A new kind of school teaching vernacular literature and commercial mathematics and bookkeeping skills appeared in Italy in the second half of the thirteenth century. These schools taught little or no Latin, but did teach popular vernacular texts, often stories illustrating the benefits of Christian virtues and the terrible consequences of vices. The commercial mathematics (called abbaco) and bookkeeping skills were quite
complex. The vernacular schools educated boys who would become merchants or otherwise enter the commercial world.
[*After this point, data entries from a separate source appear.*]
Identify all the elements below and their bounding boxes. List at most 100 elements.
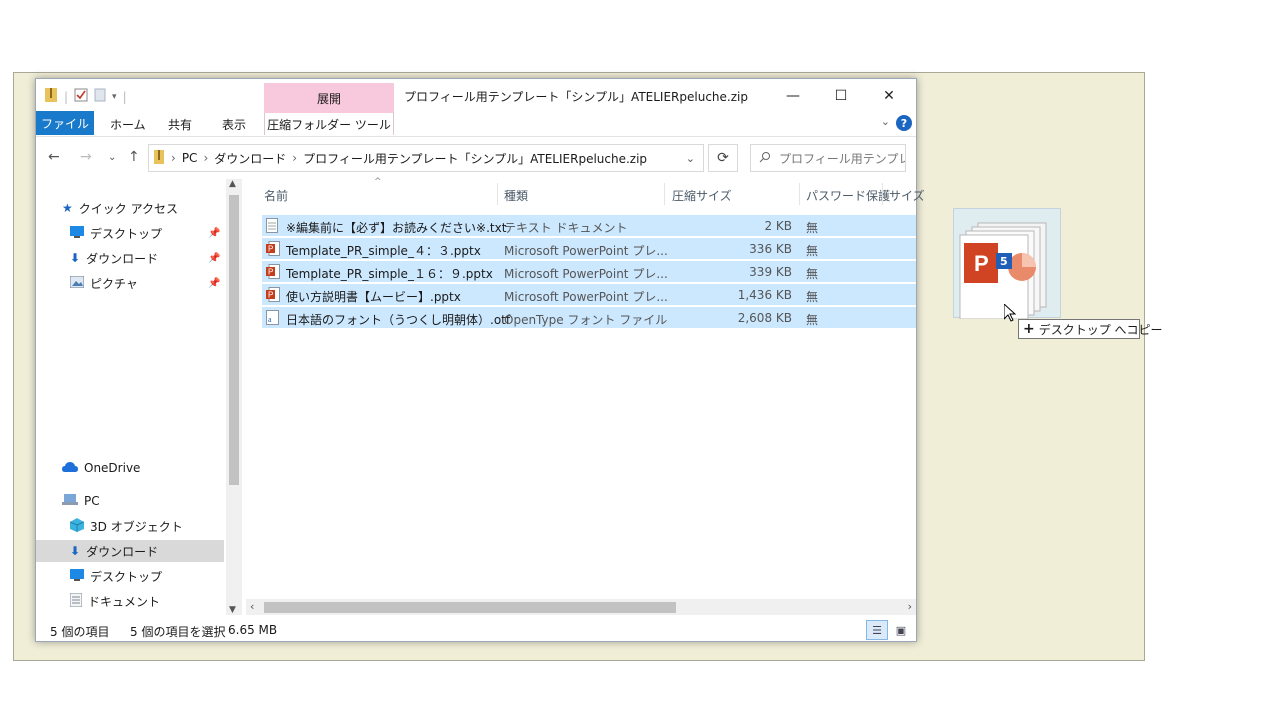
ribbon-tabs: ファイル ホーム 共有 表示 圧縮フォルダー ツール ⌄ ? (36, 111, 916, 137)
table-row[interactable]: ※編集前に【必ず】お読みください※.txt テキスト ドキュメント 2 KB 無 (262, 215, 916, 237)
customize-toolbar-icon[interactable]: ▾ (112, 92, 117, 102)
context-tab-extract[interactable]: 展開 (264, 83, 394, 113)
nav-item-downloads[interactable]: ⬇ ダウンロード (70, 247, 158, 269)
nav-item-3d-objects[interactable]: 3D オブジェクト (69, 515, 183, 537)
sort-ascending-icon: ^ (374, 177, 382, 187)
svg-text:a: a (268, 315, 272, 324)
file-password: 無 (806, 313, 819, 327)
tab-file[interactable]: ファイル (36, 111, 94, 135)
quick-access-toolbar: | ▾ | (44, 87, 127, 106)
toolbar-separator: | (122, 89, 127, 104)
nav-item-quick-access[interactable]: ★ クイック アクセス (62, 197, 178, 219)
nav-item-pictures[interactable]: ピクチャ (69, 272, 138, 294)
tab-view[interactable]: 表示 (222, 113, 246, 135)
table-row[interactable]: P Template_PR_simple_４：３.pptx Microsoft … (262, 238, 916, 260)
powerpoint-file-icon: P (266, 287, 280, 303)
maximize-button[interactable]: ☐ (818, 83, 864, 109)
file-compressed-size: 1,436 KB (737, 288, 792, 302)
powerpoint-file-icon: P (266, 264, 280, 280)
breadcrumb-zip[interactable]: プロフィール用テンプレート「シンプル」ATELIERpeluche.zip (303, 150, 647, 167)
nav-item-label: デスクトップ (90, 226, 163, 241)
column-header-type[interactable]: 種類 (504, 187, 528, 204)
file-compressed-size: 336 KB (749, 242, 792, 256)
breadcrumb-pc[interactable]: PC (182, 151, 198, 165)
nav-item-label: ダウンロード (86, 544, 159, 559)
file-type: テキスト ドキュメント (504, 221, 628, 235)
recent-locations-icon[interactable]: ⌄ (108, 152, 116, 163)
text-file-icon (266, 218, 280, 234)
help-icon[interactable]: ? (896, 115, 912, 131)
pin-icon: 📌 (208, 278, 221, 289)
column-header-compressed-size[interactable]: 圧縮サイズ (672, 187, 732, 204)
nav-item-onedrive[interactable]: OneDrive (62, 457, 140, 479)
file-type: OpenType フォント ファイル (504, 313, 668, 327)
breadcrumb-separator-icon: › (292, 151, 298, 165)
font-file-icon: a (266, 310, 280, 326)
file-password: 無 (806, 267, 819, 281)
svg-text:P: P (268, 245, 273, 254)
scroll-up-icon[interactable]: ▲ (229, 179, 236, 189)
column-header-size[interactable]: サイズ (889, 187, 925, 204)
column-separator[interactable] (882, 183, 883, 205)
up-arrow-icon[interactable]: ↑ (128, 149, 140, 165)
tab-share[interactable]: 共有 (168, 113, 192, 135)
back-arrow-icon[interactable]: ← (48, 149, 60, 165)
file-password: 無 (806, 221, 819, 235)
drag-tooltip: + デスクトップ へコピー (1018, 319, 1163, 339)
pin-icon: 📌 (208, 228, 221, 239)
file-password: 無 (806, 244, 819, 258)
address-dropdown-icon[interactable]: ⌄ (686, 152, 695, 165)
desktop-icon (70, 225, 84, 241)
forward-arrow-icon[interactable]: → (80, 149, 92, 165)
star-icon: ★ (62, 201, 73, 215)
scroll-right-icon[interactable]: › (908, 600, 912, 613)
search-icon (759, 151, 771, 166)
file-compressed-size: 2,608 KB (737, 311, 792, 325)
horizontal-scroll-thumb[interactable] (264, 602, 676, 613)
table-row[interactable]: a 日本語のフォント（うつくし明朝体）.otf OpenType フォント ファ… (262, 307, 916, 329)
svg-text:P: P (268, 268, 273, 277)
svg-text:P: P (268, 291, 273, 300)
nav-item-desktop[interactable]: デスクトップ (70, 222, 162, 244)
toolbar-separator: | (64, 89, 69, 104)
minimize-button[interactable]: — (770, 83, 816, 109)
table-row[interactable]: P 使い方説明書【ムービー】.pptx Microsoft PowerPoint… (262, 284, 916, 306)
zip-folder-icon (44, 87, 58, 106)
file-name: ※編集前に【必ず】お読みください※.txt (286, 221, 507, 235)
details-view-icon[interactable]: ☰ (866, 620, 888, 640)
nav-item-label: PC (84, 494, 100, 508)
table-row[interactable]: P Template_PR_simple_１６：９.pptx Microsoft… (262, 261, 916, 283)
pc-icon (62, 493, 78, 509)
new-folder-icon[interactable] (94, 88, 106, 105)
scroll-down-icon[interactable]: ▼ (229, 605, 236, 615)
file-name: 使い方説明書【ムービー】.pptx (286, 290, 461, 304)
desktop-icon (70, 568, 84, 584)
refresh-icon[interactable]: ⟳ (708, 144, 738, 172)
nav-pane-scrollbar[interactable]: ▲ ▼ (226, 179, 242, 615)
file-name: 日本語のフォント（うつくし明朝体）.otf (286, 313, 511, 327)
address-bar[interactable]: › PC › ダウンロード › プロフィール用テンプレート「シンプル」ATELI… (148, 144, 704, 172)
nav-item-label: ドキュメント (88, 594, 161, 609)
expand-ribbon-icon[interactable]: ⌄ (881, 115, 890, 128)
file-list-horizontal-scrollbar[interactable]: ‹ › (246, 599, 916, 615)
status-selection-size: 6.65 MB (228, 623, 278, 637)
nav-item-downloads-selected[interactable]: ⬇ ダウンロード (36, 540, 224, 562)
column-separator[interactable] (664, 183, 665, 205)
plus-icon: + (1023, 321, 1035, 337)
nav-pane-scroll-thumb[interactable] (229, 195, 239, 485)
tab-home[interactable]: ホーム (110, 113, 146, 135)
search-input[interactable]: プロフィール用テンプレ... (750, 144, 906, 172)
nav-item-pc[interactable]: PC (62, 490, 100, 512)
tab-compressed-folder-tools[interactable]: 圧縮フォルダー ツール (264, 113, 394, 135)
nav-item-documents[interactable]: ドキュメント (69, 590, 161, 612)
properties-icon[interactable] (74, 88, 88, 105)
column-header-name[interactable]: 名前 (264, 187, 288, 204)
column-separator[interactable] (799, 183, 800, 205)
column-separator[interactable] (497, 183, 498, 205)
close-button[interactable]: ✕ (866, 83, 912, 109)
scroll-left-icon[interactable]: ‹ (250, 600, 254, 613)
column-header-password[interactable]: パスワード保護 (806, 187, 890, 204)
breadcrumb-downloads[interactable]: ダウンロード (214, 150, 286, 167)
large-icons-view-icon[interactable]: ▣ (890, 620, 912, 640)
nav-item-desktop-pc[interactable]: デスクトップ (70, 565, 162, 587)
Other parts of Europe, especially Germany, had vernacular schools in the sixteenth century, which probably means that they began in the Middle Ages, but little is known about them. Outside Italy vernacular schools did not teach t he sophisticated commercial mathematics and bookkeeping skills of Italian vernacular schools until much later. These modest vernacular schools marked a new departure in European education because they educated boys for secular nonprofessional and nonuniversity careers. They marked the beginning of a separation between Latin humanistic education for the elite, universitybound
student and a practically oriented education for the rest who would enter the world of work. This division lasted through World War II (1939–1945) and is still found in Europe in some measure.